It’s always interesting to better understand why people buy things, what makes them decide that this product is better than this one. One of the recommendations I heard a while back was for a book with the tagline “Truth and Lies About Why We Buy”. The book, called “Buyology” and written by Martin Lindstrom, is well worth the read.
In summary, I really enjoyed the fact that the author looked at existing pre-conceptions (the warning label on cigarettes to prevent people from smoking) and, through scientific research, looked at what really happened in the brain vs. what people tell.
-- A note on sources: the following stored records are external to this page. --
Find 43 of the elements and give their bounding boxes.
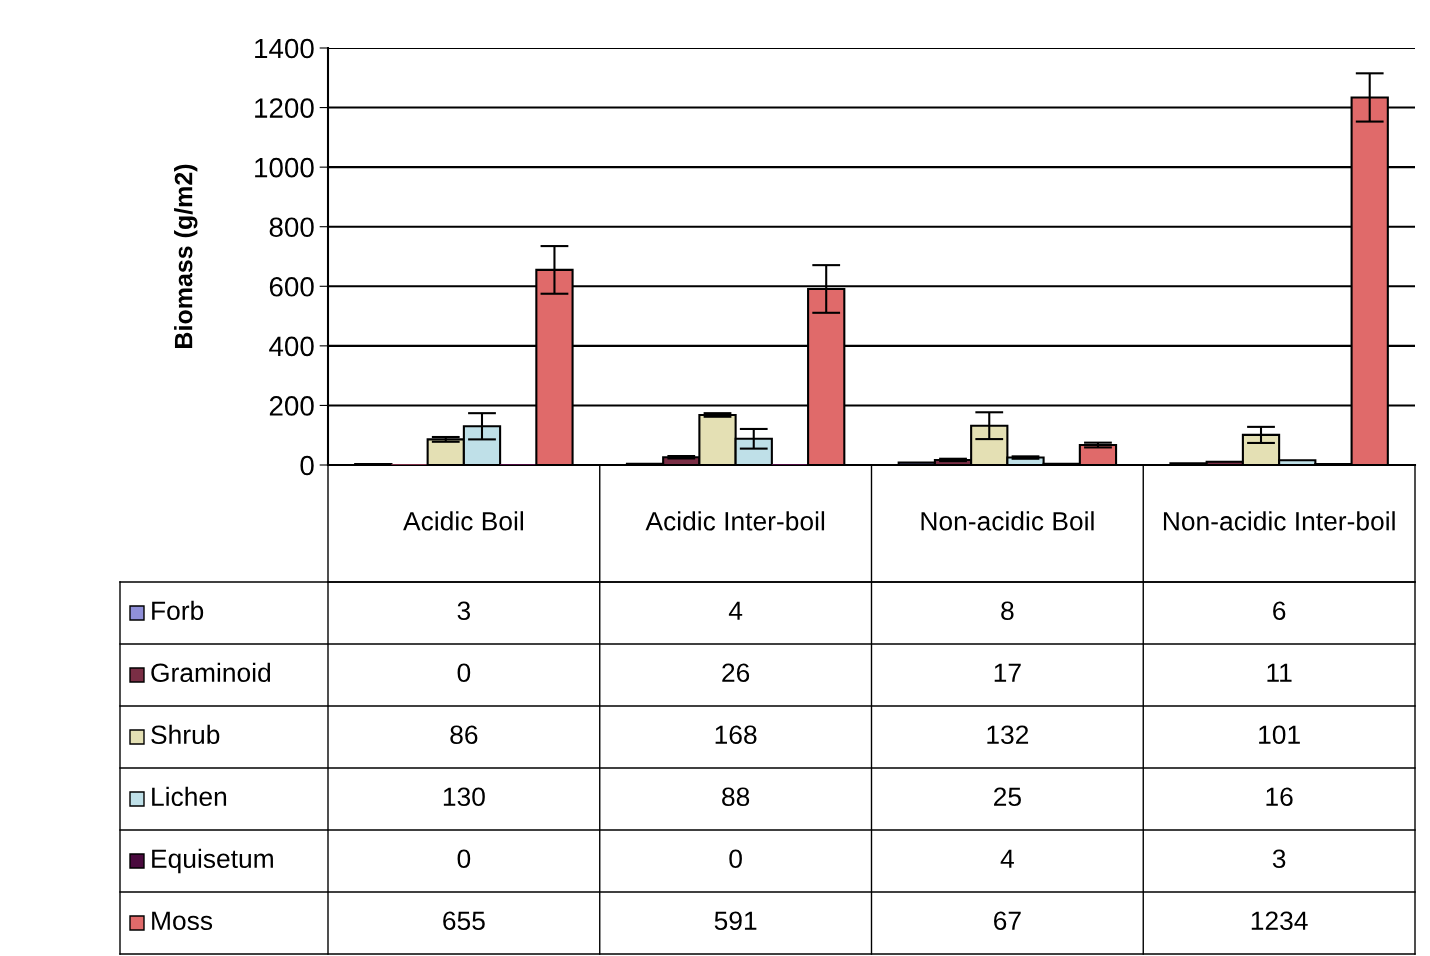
y-tick-label: 1000 [255,157,314,178]
data-label: 3 [457,601,471,621]
data-label: 1234 [1251,911,1308,931]
data-label: 132 [987,725,1029,745]
legend-label: Lichen [152,786,227,807]
data-label: 168 [715,725,757,745]
y-tick-label: 1400 [255,38,314,59]
data-label: 3 [1272,849,1286,869]
data-label: 130 [443,787,485,807]
data-label: 655 [443,911,485,931]
legend-label: Graminoid [151,662,271,683]
data-label: 101 [1259,725,1300,745]
data-label: 16 [1266,787,1293,807]
data-label: 8 [1001,601,1014,621]
x-tick-label: Acidic Inter-boil [645,511,825,531]
data-label: 4 [1000,849,1014,868]
legend-label: Moss [152,911,213,931]
data-label: 11 [1267,663,1292,682]
x-tick-label: Non-acidic Inter-boil [1163,511,1395,531]
data-label: 0 [729,849,742,869]
y-tick-label: 1200 [255,98,314,118]
legend-label: Equisetum [152,848,273,874]
data-label: 591 [714,911,757,931]
legend-label: Shrub [151,724,220,745]
data-label: 26 [722,663,750,683]
data-label: 25 [994,787,1021,807]
data-label: 86 [450,725,478,745]
data-label: 6 [1273,601,1286,621]
data-label: 17 [994,663,1021,682]
y-tick-label: 400 [269,336,314,357]
data-label: 88 [722,787,750,807]
y-tick-label: 0 [300,455,314,476]
y-tick-label: 600 [269,276,314,297]
x-tick-label: Non-acidic Boil [921,511,1094,531]
data-label: 67 [994,911,1021,931]
y-axis-title: Biomass (g/m2) [174,164,198,348]
y-tick-label: 800 [269,217,314,238]
legend-label: Forb [152,600,204,621]
data-label: 4 [728,601,743,620]
data-label: 0 [457,663,471,683]
x-tick-label: Acidic Boil [403,511,523,531]
y-tick-label: 200 [269,396,314,416]
data-label: 0 [457,849,471,869]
Quite a few widely accepted ideas have to be re-considered based on the results presented in Buyology… and it should every everyone in Marketing to think twice about a new campaign.
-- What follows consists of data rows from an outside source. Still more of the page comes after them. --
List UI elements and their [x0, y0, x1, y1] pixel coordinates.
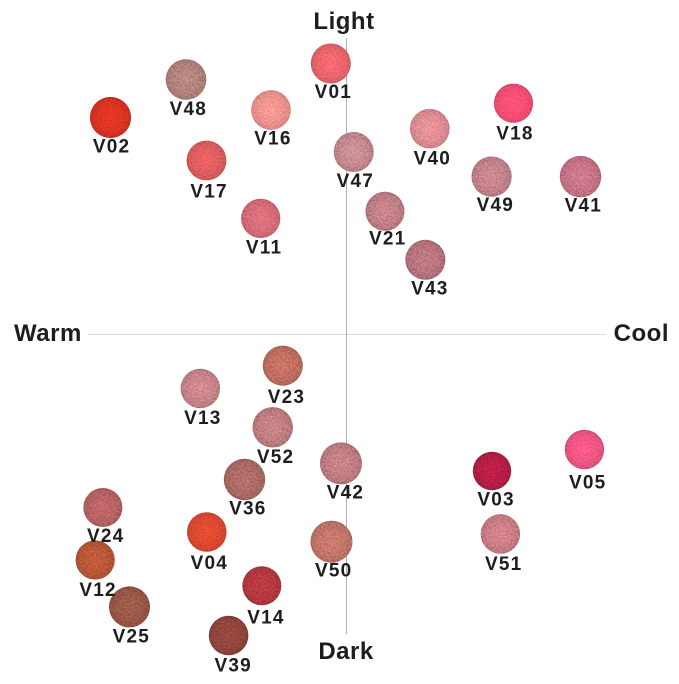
svg-text:V12: V12 [79, 580, 116, 601]
svg-text:V03: V03 [477, 490, 514, 511]
svg-text:V02: V02 [93, 137, 130, 158]
svg-text:V18: V18 [496, 124, 533, 145]
svg-text:V11: V11 [246, 238, 282, 259]
svg-text:V17: V17 [190, 182, 227, 203]
svg-text:V51: V51 [485, 554, 522, 575]
svg-text:V24: V24 [87, 526, 124, 547]
svg-text:V16: V16 [254, 129, 291, 150]
svg-text:V39: V39 [214, 655, 251, 676]
svg-text:V52: V52 [257, 447, 294, 468]
svg-text:V40: V40 [414, 149, 451, 170]
svg-text:V50: V50 [315, 561, 352, 582]
svg-text:V43: V43 [411, 279, 448, 300]
svg-text:Light: Light [313, 8, 374, 35]
svg-text:V49: V49 [477, 195, 514, 216]
svg-text:V14: V14 [247, 608, 284, 629]
svg-text:V41: V41 [565, 196, 602, 217]
svg-text:V36: V36 [229, 499, 266, 520]
svg-text:V05: V05 [569, 473, 606, 494]
svg-text:V23: V23 [268, 387, 305, 408]
svg-text:Warm: Warm [14, 320, 82, 347]
svg-text:V01: V01 [315, 82, 352, 103]
svg-text:V04: V04 [191, 553, 228, 574]
svg-text:V47: V47 [337, 171, 374, 192]
svg-text:Cool: Cool [614, 320, 669, 347]
svg-text:Dark: Dark [318, 638, 374, 665]
svg-text:V25: V25 [113, 627, 150, 648]
svg-text:V48: V48 [170, 99, 207, 120]
svg-text:V42: V42 [327, 483, 364, 504]
svg-text:V21: V21 [369, 229, 406, 250]
svg-text:V13: V13 [184, 408, 221, 429]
The books description on amazon.com states following:
How much do we know about why we buy? What truly influences our decisions in todays message-cluttered world? An eye-grabbing advertisement, a catchy slogan, an infectious jingle? Or do our buying decisions take place below the surface, so deep within our subconscious minds, we’re barely aware of them? In BUYOLOGY, Lindstrom presents the astonishing findings from his groundbreaking, three-year, seven-million-dollar neuromarketing study, a cutting-edge experiment that peered inside the brains of 2,000 volunteers from all around the world as they encountered various ads, logos, commercials, brands, and products. His startling results shatter much of what we have long believed about what seduces our interest and drives us to buy.
In my day job in Product Management, I work very closely with the marketing teams and I am always very interested in better understanding what people go through with their buying decision, in addition to the fact that the product they are considering is great and answers a specific need they have… but what happens when there are so many different offers that fulfill the same need? How important is the brand? What makes the difference, especially when it comes to commoditized products?
Working on products dedicated for the graphics industries, I am well aware of the visual information overload that is characterizing our modern society… From memory, a NY-based research firm recently estimated that we are, on average, exposed to over 5,000 unique messages every day (anyone remember the exact source of the quote btw?). This book looks at various questions and de-facto assumptions. Some points that are analyzed are:
- how the scary health warnings on cigarettes packages are actually having the opposite effect on smokers
- why sex doesn’t sell
- the importance of other senses (smell, touch and sound), except when over-done (Nokia ring-tone anyone?)
- How strong brands stimulate similar areas in the brain as religions
This book is really a great tour in the mind of consumers and is well worth a read by everyone who works on products or services and who is in a competitive space (yes, I know, this doesn’t leave many of you excluded). Highly recommended.